At long last this comedy—most of it, anyway—can be enjoyed again
15 April 2008 | by (Westchester County, NY) – See all my reviews

Thanks to the efforts of dedicated film restoration experts several of Harry Langdon's early short comedies have been painstakingly recovered, cleaned up, and pieced back together again for home viewing. Until very recently, Langdon's two-reel short THE FIRST 100 YEARS could be seen only in the form of brief, tantalizing excerpts in Robert Youngson's 1960 compilation WHEN COMEDY WAS KING. The new Langdon DVD set features a 13-minute version of this film, which means that some footage is still missing, but on the bright side this represents about two-thirds of the original movie, far more than has been available for many years. Happily, the surviving material gives a full sense of the storyline and includes a lot of good moments for Harry and his supporting players. In its restored version the film stands with the best of Langdon's early work for the Mack Sennett Studio.

The opening sequence is set high on a cliff overlooking crashing sea waves, and what follows is so off-the-wall we assume it will surely turn out to be a daydream or hallucination on somebody's part: Harry plays the stalwart hero of a melodrama, bravely defending the leading lady from "Black Mike," a top-hatted villain. There's a fight and Harry lands a hay-maker on Mike's jaw, causing the villain to sail off the cliff and fall to a distant ledge—though he immediately jumps up and shouts threats at Harry, shaking his fist as he hops up and down! "And then came wedded bliss," the title card informs us, and we realize that this prologue was intended as some kind of shorthand metaphor to explain how Harry won his girl from a rival. (Or perhaps it was just meant to be funny?) The newlyweds have to wash their own dishes until the arrival of their new cook, a formidable-looking gorgon played by Louise Carver, who looks like her previous job may have been as a guard at a women's prison. She quickly takes over the joint and bosses her employers. Harry's problems mount when an "old friend" of his arrives and immediately starts flirting with his wife. Unfortunately this is where the footage gets a little choppy, but there's a great bit where Harry tries to intimidate Louise with a newly-acquired bulldog, who takes one look at her and heads for the hills. Indignant, Louise quits the household, only to be replaced by slinky Madeline Hurlock, a dark-eyed beauty who wastes no time vamping the master of the house. When she kneels before him and massages his feet Harry's wife is taken aback, but Harry looks quite pleased with the new help.

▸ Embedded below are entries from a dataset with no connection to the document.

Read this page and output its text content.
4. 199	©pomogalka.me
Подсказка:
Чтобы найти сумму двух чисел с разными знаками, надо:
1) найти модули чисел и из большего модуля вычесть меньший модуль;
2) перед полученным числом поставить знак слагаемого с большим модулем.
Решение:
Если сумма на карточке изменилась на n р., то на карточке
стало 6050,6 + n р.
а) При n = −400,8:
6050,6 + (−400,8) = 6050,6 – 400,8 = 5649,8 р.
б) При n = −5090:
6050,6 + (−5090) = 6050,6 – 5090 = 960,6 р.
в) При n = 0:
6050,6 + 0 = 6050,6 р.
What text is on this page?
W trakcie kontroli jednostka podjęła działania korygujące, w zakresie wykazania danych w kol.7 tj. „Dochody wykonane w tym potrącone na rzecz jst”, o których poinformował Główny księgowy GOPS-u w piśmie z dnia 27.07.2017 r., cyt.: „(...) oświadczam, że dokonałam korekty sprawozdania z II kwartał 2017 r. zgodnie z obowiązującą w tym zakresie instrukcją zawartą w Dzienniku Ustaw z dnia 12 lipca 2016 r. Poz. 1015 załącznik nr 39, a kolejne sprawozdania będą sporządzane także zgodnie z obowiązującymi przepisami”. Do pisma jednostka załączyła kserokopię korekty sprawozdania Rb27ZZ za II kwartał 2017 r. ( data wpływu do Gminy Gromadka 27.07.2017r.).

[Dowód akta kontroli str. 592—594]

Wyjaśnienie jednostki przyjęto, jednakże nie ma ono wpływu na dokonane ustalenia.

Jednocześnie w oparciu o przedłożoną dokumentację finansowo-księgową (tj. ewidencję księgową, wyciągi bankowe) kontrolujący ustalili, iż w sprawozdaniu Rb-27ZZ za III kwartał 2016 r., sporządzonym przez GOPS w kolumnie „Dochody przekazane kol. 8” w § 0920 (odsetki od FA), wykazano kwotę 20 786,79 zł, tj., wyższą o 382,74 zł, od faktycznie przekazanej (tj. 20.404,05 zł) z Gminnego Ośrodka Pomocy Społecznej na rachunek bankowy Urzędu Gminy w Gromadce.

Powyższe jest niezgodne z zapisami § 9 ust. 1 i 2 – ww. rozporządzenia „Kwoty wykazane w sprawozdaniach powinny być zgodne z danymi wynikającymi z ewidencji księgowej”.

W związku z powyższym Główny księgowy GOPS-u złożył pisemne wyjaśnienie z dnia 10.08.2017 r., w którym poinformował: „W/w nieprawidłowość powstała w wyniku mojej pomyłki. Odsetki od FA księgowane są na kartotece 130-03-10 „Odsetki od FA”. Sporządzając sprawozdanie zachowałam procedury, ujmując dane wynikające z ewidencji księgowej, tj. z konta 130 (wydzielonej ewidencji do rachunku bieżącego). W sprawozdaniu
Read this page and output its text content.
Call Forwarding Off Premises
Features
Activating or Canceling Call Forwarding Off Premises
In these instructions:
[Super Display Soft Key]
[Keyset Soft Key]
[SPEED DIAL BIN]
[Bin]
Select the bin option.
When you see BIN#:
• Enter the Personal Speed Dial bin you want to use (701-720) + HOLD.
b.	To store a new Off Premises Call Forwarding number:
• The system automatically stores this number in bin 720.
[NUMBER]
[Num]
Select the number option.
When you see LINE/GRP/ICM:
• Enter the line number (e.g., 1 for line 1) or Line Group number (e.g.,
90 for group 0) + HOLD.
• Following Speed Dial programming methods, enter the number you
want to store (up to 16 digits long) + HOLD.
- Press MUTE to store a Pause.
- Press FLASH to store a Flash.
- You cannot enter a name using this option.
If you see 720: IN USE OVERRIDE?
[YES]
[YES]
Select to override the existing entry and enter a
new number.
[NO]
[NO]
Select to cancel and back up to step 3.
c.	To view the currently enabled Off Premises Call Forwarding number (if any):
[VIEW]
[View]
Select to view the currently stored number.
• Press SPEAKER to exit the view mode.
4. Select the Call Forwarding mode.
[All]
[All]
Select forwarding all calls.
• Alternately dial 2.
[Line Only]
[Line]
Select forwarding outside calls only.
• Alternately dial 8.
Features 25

The second half of the film turns into a haunted house comedy, as a storm blows in and the newlyweds find their home filled with mysterious bearded men in black who pop out of unexpected places. (Silent comedy buffs may be reminded of the later Charley Bowers short THERE IT IS, which takes this sort of craziness and multiplies it to the tenth power.) Eventually we learn the true identity of Harry's "old friend," the new cook, and all those bearded guys. Apparently the original finale is missing, but the surviving footage ends with a gag which serves to wrap up the plot on an amusing note, so at least this restoration doesn't cut off in mid-scene. Even in abbreviated form, THE FIRST 100 YEARS is an enjoyable viewing experience and a nice addition to the Harry Langdon canon.

P.S. There is some controversy about whether Harry's wife in this film is played by Alice Day, who is billed in the credits, or her lookalike sister Marceline, best known as Buster Keaton's leading lady in THE CAMERAMAN. According to the commentary track on the DVD Marceline substituted for her sister at the last minute, but Alice was nonetheless erroneously credited in the film and its publicity material. This casting mystery will provide an extra element of interest for buffs who wish to guess which Day sister is actually in the movie: Alice? Marceline? You be the judge!